По моим глазам понял, что не шучу. Больше не приставал. Спустя некоторое время другой одноклассник, опять же ребячась, ударил меня ногой по заднице. Моя ответная холодная фраза должного эффекта не произвела, и он повторил обидный «поджопник». Мое следующее действие последовало незамедлительно – я с силой прицельно врезал обидчику кулаком в переносицу. Разбитый нос, нокдаун и моя явная победа, не смотря на то, что противник был на голову выше и сильнее меня. В детском возрасте редко происходят драки в полном смысле этого слова. Чаще всего схлестнутся два мальчишки в петушином поединке и будут толкать друг друга со словами: «Что ты хочешь?», «А тебе что надо?». И победителем выйдет не тот, кто сильнее или умелее в единоборствах, а тот, кто меньше боится, у кого дух крепче. Пусть я мало, когда участвовал в драках и еще недостаточно развился физически, но уж боевого духа у меня хватало. Сорокапятилетнему мужчине бояться ли школьников? А тем более я прекрасно «помнил», что мой настоящий обидчик никогда не отличался бойцовским характером. Поэтому после этого случая все «сверстники» от меня отстали. Ну, или почти все. До следующего случая:
Однажды вечером, возвращаясь домой из школьной библиотеки, на школьном дворе я столкнулся с группой старшеклассников. Подростки были явно не из благополучных, да еще и навеселе. Я не помню, был ли в то время доступ у молодежи к травке и другим наркотикам и не могу с уверенностью утверждать о наркотическом опьянении у моих «школьных товарищей», но, по крайней мере, запах алкоголя чувствовался хорошо.

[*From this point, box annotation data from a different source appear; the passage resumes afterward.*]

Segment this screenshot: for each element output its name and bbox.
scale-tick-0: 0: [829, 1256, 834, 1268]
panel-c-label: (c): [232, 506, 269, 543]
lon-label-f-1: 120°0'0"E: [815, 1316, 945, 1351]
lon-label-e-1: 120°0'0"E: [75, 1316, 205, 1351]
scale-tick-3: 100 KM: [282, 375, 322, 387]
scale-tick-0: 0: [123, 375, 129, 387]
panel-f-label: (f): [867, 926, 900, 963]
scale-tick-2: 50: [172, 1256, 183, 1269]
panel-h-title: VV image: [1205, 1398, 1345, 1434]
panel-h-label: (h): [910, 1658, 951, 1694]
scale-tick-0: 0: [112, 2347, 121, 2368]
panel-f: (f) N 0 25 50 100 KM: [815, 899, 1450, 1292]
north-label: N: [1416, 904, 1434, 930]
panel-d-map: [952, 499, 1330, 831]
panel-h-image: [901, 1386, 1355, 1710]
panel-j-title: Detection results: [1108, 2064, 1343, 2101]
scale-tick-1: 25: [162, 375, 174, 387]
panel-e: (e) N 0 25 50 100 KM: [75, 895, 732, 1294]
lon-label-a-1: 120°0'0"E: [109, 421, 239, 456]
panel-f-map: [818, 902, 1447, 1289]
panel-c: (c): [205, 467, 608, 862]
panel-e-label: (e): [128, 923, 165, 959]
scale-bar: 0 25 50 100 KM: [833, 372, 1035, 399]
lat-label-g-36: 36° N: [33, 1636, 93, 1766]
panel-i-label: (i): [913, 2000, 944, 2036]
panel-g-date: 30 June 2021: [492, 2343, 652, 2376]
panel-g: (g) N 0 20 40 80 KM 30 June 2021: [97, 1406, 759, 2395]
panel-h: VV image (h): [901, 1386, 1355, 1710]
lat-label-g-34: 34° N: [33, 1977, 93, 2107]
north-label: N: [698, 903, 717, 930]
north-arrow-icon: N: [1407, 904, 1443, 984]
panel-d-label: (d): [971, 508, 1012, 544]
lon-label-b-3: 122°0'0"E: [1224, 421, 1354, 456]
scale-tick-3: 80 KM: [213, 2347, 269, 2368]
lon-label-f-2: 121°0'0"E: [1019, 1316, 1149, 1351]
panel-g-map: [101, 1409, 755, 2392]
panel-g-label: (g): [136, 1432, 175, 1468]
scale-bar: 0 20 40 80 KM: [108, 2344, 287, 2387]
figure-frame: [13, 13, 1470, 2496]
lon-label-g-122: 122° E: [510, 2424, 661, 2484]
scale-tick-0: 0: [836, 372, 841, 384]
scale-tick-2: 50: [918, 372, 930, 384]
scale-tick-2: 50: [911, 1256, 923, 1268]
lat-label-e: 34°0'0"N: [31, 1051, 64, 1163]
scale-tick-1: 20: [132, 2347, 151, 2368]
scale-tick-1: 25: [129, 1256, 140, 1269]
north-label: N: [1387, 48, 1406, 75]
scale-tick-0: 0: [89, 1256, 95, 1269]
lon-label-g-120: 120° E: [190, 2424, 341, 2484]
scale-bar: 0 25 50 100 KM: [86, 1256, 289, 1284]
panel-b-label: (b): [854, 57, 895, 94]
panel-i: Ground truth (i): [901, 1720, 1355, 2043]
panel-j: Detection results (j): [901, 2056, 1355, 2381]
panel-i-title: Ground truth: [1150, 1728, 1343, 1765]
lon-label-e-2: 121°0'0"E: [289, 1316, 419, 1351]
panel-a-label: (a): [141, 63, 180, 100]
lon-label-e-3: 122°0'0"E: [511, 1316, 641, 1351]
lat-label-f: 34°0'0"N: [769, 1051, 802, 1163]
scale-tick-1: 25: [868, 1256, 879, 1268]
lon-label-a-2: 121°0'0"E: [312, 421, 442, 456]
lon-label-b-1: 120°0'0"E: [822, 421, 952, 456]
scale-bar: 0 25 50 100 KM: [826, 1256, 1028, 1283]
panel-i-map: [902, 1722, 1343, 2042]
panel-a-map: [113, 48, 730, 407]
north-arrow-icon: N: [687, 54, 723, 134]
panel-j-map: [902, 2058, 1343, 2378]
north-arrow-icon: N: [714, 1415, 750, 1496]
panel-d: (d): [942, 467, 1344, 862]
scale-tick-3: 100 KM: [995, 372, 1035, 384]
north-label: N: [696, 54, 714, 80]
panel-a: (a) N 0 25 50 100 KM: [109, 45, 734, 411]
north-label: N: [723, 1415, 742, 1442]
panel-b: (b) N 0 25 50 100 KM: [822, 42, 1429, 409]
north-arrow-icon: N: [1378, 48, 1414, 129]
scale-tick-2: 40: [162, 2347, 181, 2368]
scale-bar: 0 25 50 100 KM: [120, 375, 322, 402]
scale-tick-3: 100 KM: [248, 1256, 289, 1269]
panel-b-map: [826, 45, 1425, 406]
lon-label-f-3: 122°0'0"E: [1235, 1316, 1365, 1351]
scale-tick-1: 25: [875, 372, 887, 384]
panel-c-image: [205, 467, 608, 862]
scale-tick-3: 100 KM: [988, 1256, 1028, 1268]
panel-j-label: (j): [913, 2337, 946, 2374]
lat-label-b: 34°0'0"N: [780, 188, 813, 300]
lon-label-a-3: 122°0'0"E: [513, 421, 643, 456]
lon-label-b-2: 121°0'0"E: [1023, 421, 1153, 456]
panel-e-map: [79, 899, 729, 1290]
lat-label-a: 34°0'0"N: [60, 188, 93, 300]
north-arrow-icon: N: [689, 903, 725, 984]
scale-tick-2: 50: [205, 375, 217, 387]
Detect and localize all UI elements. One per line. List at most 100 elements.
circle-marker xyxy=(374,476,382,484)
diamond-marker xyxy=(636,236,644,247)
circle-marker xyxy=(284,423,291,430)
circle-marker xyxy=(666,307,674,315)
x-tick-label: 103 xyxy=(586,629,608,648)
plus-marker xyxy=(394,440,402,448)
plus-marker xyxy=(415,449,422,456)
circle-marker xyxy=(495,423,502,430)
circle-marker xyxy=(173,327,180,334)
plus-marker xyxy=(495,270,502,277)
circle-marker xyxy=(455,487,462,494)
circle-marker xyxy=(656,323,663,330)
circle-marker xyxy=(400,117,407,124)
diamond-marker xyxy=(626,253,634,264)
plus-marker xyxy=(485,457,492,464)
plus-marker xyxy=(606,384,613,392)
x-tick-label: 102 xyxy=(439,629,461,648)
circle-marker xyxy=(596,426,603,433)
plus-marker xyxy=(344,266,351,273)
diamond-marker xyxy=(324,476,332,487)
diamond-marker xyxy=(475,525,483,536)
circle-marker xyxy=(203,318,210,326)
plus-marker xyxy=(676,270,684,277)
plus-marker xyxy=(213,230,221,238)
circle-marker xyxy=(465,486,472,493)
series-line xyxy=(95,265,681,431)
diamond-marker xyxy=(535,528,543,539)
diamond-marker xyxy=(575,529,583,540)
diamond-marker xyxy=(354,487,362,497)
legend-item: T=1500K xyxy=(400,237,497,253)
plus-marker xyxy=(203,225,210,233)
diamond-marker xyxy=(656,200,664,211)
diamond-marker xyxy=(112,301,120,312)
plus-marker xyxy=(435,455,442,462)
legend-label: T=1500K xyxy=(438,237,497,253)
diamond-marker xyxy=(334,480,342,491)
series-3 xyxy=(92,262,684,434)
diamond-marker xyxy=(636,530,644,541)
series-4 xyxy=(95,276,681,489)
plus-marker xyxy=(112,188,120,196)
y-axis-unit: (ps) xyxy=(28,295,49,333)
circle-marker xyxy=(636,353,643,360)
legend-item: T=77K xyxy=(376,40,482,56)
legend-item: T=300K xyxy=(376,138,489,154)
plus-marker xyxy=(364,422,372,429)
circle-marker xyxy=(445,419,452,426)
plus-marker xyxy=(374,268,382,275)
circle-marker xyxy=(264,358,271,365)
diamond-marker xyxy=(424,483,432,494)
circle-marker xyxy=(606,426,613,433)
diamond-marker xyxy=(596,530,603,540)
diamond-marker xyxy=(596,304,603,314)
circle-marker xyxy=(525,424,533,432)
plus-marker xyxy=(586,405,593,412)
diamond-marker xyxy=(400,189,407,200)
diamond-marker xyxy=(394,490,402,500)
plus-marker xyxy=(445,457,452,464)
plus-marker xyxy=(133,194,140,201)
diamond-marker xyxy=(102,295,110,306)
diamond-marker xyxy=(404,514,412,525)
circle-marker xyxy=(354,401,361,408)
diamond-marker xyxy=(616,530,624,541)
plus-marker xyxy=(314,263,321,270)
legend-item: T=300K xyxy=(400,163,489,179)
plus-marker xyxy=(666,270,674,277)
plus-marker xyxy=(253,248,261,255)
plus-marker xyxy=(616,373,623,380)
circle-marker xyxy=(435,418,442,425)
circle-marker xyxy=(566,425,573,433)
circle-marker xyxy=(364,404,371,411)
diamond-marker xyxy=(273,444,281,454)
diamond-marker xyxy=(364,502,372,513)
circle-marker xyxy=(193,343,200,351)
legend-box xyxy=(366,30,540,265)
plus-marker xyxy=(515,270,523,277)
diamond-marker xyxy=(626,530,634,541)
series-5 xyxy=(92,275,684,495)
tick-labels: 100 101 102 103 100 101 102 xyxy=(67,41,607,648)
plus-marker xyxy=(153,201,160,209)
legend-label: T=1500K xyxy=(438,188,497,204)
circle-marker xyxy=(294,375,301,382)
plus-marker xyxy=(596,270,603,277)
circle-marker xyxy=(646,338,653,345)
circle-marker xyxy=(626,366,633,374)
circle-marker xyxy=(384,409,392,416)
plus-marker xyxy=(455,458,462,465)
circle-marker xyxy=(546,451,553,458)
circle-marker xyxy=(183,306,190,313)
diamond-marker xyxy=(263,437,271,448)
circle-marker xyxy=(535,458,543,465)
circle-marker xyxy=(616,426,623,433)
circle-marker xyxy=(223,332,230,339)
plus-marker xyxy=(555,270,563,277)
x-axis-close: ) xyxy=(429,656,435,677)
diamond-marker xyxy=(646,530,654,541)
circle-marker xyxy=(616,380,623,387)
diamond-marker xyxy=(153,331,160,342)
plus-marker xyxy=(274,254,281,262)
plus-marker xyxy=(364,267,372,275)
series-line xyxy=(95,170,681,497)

– О!!! Какая встреча! Наша гордость школы к нам пожаловал, – выкрикнул один из них, загораживая мне дорогу
Я ответил, стараясь держаться как можно спокойнее:
– Давайте не будем накалять обстановку. Разрешите мне пройти. Вам и без меня достаточно весело.
– Да ты фильтруй базар, умник! Пойдешь, когда мы захотим. А на клык сначала взять не хочешь? – с этими словами и нездоровым смехом подростки стали обступать меня.
Вот тут мне стало реально страшно. Очень страшно. Большинство из них было явно не в адеквате, а значит, не возымеют действия ни мои слова, ни поступки. Я стал пятиться назад и внезапно упал от предательски подставленной подножки. Затем меня настиг удар чьим то ботинком по ребрам, пока не сильный, но все же ощутимый и я инстинктивно закрыл голову руками. Теперь меня охватила паника. За все сорок пять лет меня никто не избивал.